Echocardiogram demonstrated bicuspid aortic valve with mild to moderate aortic stenosis, dilated ascending aorta, dilated superior vena cava, mild left ventricular hypertrophy, and a moderate restrictive patent ductus arteriosus with left to right shunt (PDA). Ultrasound of the brain, ultrasound of the abdomen, and CT scan of the brain were all unremarkable.

The patient was discharged home in a stable condition with pancreatic amylase supplementation, vitamin supplementation, fluticasone and Ventolin inhalers, and prophylactic antibiotics with close outpatient follow-up.

3. Discussion

Acute cardiac failure in pathologic myocardial fibrosis often characterizes cardiac involvement of cystic fibrosis in infants. Cor pulmonale as a result of chronic hypoxemia with resultant effect on the pulmonary vasculature is the dominant and a more serious presentation of cardiac involvement in older affected individuals [5, 6]. However, there is very little documentation regarding congenital cardiac anomalies in patients with cystic fibrosis and their effect in the prognosis of these patients [4]. From the Arab population, only Banjar and Mogarri [7] have reported a single case of twins affected by cystic fibrosis with concomitant cardiac anomalies; one sibling was affected by an atrial septal defect, which was treated surgically, while the other sibling was affected by a ventricular septal defect which closed spontaneously.

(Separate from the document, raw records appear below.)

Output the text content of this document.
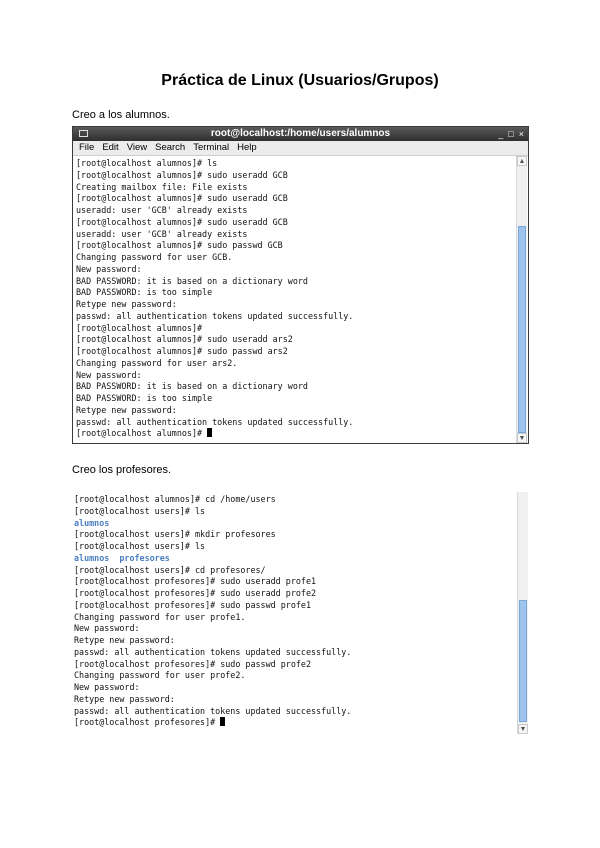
Práctica de Linux (Usuarios/Grupos)

Creo a los alumnos.

root@localhost:/home/users/alumnos	_ □ ×
File Edit View Search Terminal Help
[root@localhost alumnos]# ls
[root@localhost alumnos]# sudo useradd GCB
Creating mailbox file: File exists
[root@localhost alumnos]# sudo useradd GCB
useradd: user 'GCB' already exists
[root@localhost alumnos]# sudo useradd GCB
useradd: user 'GCB' already exists
[root@localhost alumnos]# sudo passwd GCB
Changing password for user GCB.
New password:
BAD PASSWORD: it is based on a dictionary word
BAD PASSWORD: is too simple
Retype new password:
passwd: all authentication tokens updated successfully.
[root@localhost alumnos]#
[root@localhost alumnos]# sudo useradd ars2
[root@localhost alumnos]# sudo passwd ars2
Changing password for user ars2.
New password:
BAD PASSWORD: it is based on a dictionary word
BAD PASSWORD: is too simple
Retype new password:
passwd: all authentication tokens updated successfully.
[root@localhost alumnos]#
▲
▼

Creo los profesores.

[root@localhost alumnos]# cd /home/users
[root@localhost users]# ls
alumnos
[root@localhost users]# mkdir profesores
[root@localhost users]# ls
alumnos profesores
[root@localhost users]# cd profesores/
[root@localhost profesores]# sudo useradd profe1
[root@localhost profesores]# sudo useradd profe2
[root@localhost profesores]# sudo passwd profe1
Changing password for user profe1.
New password:
Retype new password:
passwd: all authentication tokens updated successfully.
[root@localhost profesores]# sudo passwd profe2
Changing password for user profe2.
New password:
Retype new password:
passwd: all authentication tokens updated successfully.
[root@localhost profesores]#
▼
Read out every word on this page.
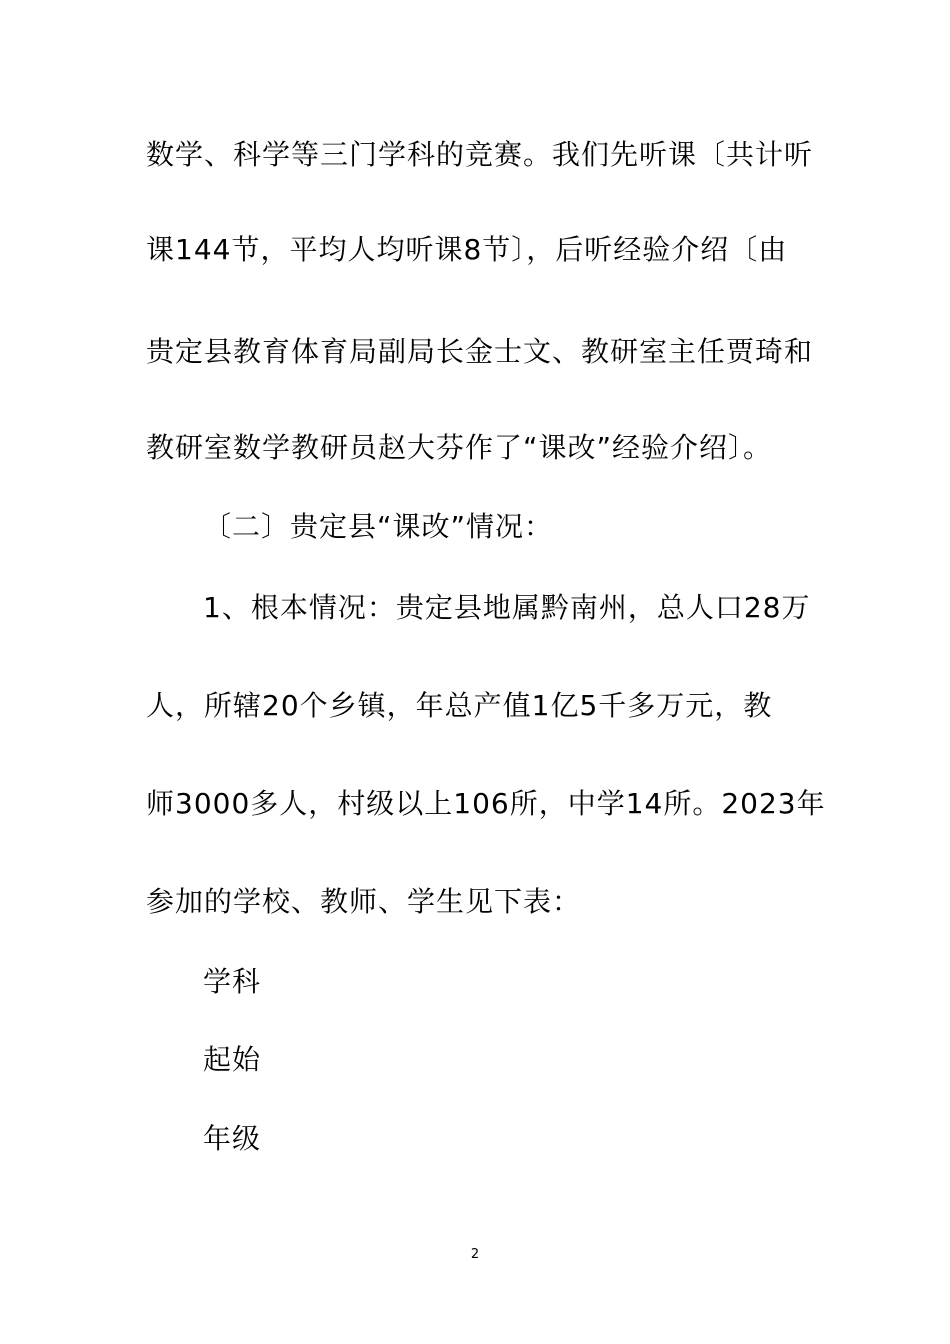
数学、科学等三门学科的竞赛。我们先听课〔共计听
课144节，平均人均听课8节〕，后听经验介绍〔由
贵定县教育体育局副局长金士文、教研室主任贾琦和
教研室数学教研员赵大芬作了“课改”经验介绍〕。
〔二〕贵定县“课改”情况：
1、根本情况：贵定县地属黔南州，总人口28万
人，所辖20个乡镇，年总产值1亿5千多万元，教
师3000多人，村级以上106所，中学14所。2023年
参加的学校、教师、学生见下表：
学科
起始
年级
2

In our case, there is a bicuspid aortic valve with mild to moderate stenosis of the aortic valve. Also associated is a PDA with left to right shunt, which may accelerate cardiac dysfunction in such cases. Ascending aortic dilatation may be explained by an underlying collagen defect as described below.

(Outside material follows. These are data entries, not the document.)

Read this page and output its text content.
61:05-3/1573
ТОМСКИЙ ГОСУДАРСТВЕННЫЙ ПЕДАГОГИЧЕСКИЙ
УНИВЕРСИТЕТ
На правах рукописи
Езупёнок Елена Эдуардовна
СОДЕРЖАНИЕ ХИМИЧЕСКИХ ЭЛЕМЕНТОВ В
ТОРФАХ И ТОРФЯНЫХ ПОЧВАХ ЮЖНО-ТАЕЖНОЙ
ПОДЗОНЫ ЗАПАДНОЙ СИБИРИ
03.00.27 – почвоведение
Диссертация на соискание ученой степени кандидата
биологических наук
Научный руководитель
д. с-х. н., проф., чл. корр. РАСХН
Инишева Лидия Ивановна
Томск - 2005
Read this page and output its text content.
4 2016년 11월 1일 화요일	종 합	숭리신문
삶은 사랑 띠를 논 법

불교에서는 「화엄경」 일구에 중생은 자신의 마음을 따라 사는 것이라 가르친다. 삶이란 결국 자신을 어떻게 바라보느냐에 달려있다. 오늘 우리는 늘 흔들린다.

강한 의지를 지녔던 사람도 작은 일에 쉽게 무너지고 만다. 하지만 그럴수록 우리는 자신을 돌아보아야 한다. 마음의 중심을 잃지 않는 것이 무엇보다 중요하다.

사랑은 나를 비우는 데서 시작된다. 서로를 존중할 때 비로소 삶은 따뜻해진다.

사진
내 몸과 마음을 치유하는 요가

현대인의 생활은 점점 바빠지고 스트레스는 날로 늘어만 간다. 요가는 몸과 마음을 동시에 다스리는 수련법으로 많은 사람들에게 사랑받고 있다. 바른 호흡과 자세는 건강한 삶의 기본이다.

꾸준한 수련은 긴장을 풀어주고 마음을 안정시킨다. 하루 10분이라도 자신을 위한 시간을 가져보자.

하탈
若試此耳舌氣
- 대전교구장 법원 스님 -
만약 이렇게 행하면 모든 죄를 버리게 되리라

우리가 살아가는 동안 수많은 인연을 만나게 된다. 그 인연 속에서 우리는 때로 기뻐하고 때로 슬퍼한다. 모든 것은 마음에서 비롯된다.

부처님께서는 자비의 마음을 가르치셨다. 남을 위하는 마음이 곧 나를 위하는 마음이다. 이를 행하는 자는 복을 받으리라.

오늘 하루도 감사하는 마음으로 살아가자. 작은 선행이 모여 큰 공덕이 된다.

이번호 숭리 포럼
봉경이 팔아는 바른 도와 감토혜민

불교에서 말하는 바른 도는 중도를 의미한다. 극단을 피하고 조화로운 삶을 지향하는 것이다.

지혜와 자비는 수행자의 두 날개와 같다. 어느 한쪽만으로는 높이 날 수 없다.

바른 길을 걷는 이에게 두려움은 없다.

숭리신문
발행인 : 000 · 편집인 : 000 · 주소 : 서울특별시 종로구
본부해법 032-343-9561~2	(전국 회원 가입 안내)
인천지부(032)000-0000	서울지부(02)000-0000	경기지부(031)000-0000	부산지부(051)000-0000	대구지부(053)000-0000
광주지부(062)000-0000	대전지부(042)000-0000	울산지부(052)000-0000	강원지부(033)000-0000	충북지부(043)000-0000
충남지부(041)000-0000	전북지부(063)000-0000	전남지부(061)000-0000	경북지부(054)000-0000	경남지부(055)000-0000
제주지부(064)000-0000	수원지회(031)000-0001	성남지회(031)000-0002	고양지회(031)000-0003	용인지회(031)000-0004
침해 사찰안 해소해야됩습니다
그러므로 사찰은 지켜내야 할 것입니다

Although extremely rare, collagen fiber disorders such as EDS have also been reported to occur in patients with cystic fibrosis. To date, there are only two published studies describing cases of cystic fibrosis with classical concomitant presentation of EDS. One was an association of type 6 (kyphoscoliosis type) where two siblings from consanguineous Turkish parents were observed to have marfanoid habitus, generalized hypotonia, progressive kyphoscoliosis, and joint dislocations [8]. The other case had type 3 (hypermobility type) EDS with hypermobility of all joints and elastic skin [4]. In our case there is an element of possible collagen defect disorder though it does not fit the typical clinical criteria for the 10 different types described in the literature. The patient had blue sclera, which is a feature of the rare spondylocheirodysplasia EDS [9]. The patient also had pectus excavatum, generalized hypotonia, prominent scalp veins, and thin, stretchable skin. However, apart from hypermobility in the thumb joints, with a positive thumbs sign, there was no joint laxity in other axial or other distal joints.

The incidence of cystic fibrosis in the Saudi population has been estimated to be around 1 : 4200 live births [10]. It has been associated with various other anomalies in the Saudi population. Banjar [4] described an association of cystic fibrosis with sickle cell disease, insulin dependent diabetes mellitus, and congenital adrenal hyperplasia. No other publications can be found in the literature to demonstrate association of congenital anomalies with cystic fibrosis in the Arab population.

Conflict of Interests

The authors declare that there is no conflict of interests regarding the publication of this paper.